Non solo aveva con sé la pistola calibro 9 per 21 e 86 proiettili. Ma aveva lasciato anche un biglietto in cui descriveva cosa stava per fare: sparare ai genitori della fidanzata sedicenne. Ora la madre della ragazzina è morta, mentre il marito è in coma irreversibile. “Confesso l’omicidio di Fabio Giacconi e Roberta Pierini” ha scritto Antonio Tagliata. Insieme a quel biglietto aveva scritto anche tre lettere al padre, alla madre e ai fratelli, con le quali chiedeva scusa. “Ero sicuro che sarei morto”, si è giustificato il 18enne durante l’interrogatorio: “Ho scritto il biglietto per proteggere mio padre, che ha avuto problemi con la giustizia”. Carlo Tagliata, infatti, è un pregiudicato, spiega il legale del 18enne, Luca Bartolini, e il figlio, preoccupato che i sospetti potessero ricadere sul genitore, si sarebbe assunto preventivamente la responsabilità di quello che stava per fare. I genitori le hanno interpretate come l’annuncio di un suicidio, e per questo si sarebbero rivolti alle forze di polizia, non sapendo ancora, affermano, dell’avvenuta sparatoria in casa dei Giacconi. Il biglietto con la confessione dell’omicidio potrebbe aggravare la posizione del ragazzo, che ha detto di aver sparato per difendersi dalla reazione aggressiva di Giacconi. Una circostanza in più a suo sfavore, come la conferma che in tasca, oltre alla pistola cal. 9X21, aveva anche 86 proiettili. Sulla reale provenienza dell’arma, che ha la matricola abrasa, le indagini proseguono. Martedì mattina è previsto l’interrogatorio di garanzia per Tagliata, giorno in cui è fissata anche l’autopsia sul cadavere della Pierini.

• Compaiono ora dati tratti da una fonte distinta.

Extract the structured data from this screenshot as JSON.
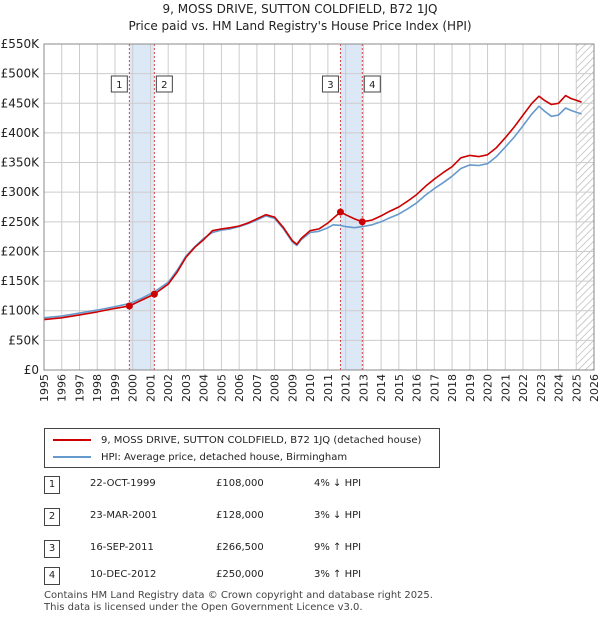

Intanto continuano le indagini dei carabinieri e della procura marchigiana che puntano ad accertare le responsabilità dei due fidanzati e a ricostruire con precisione quello che è avvenuto sabato 7 novembre nell’appartamento di via Crivelli. I pm, Andrea Laurino per Tagliata, e Anna Weger della procura dei minori per la sedicenne, continuano a raccogliere le testimonianze di vicini e familiari dei Giacconi e di Tagliata. Si cerca di completare il quadro dello scenario in cui è maturato il delitto, scatenato, sembra, dalla contrarietà dei Giacconi alla storia d’amore dei due ragazzi.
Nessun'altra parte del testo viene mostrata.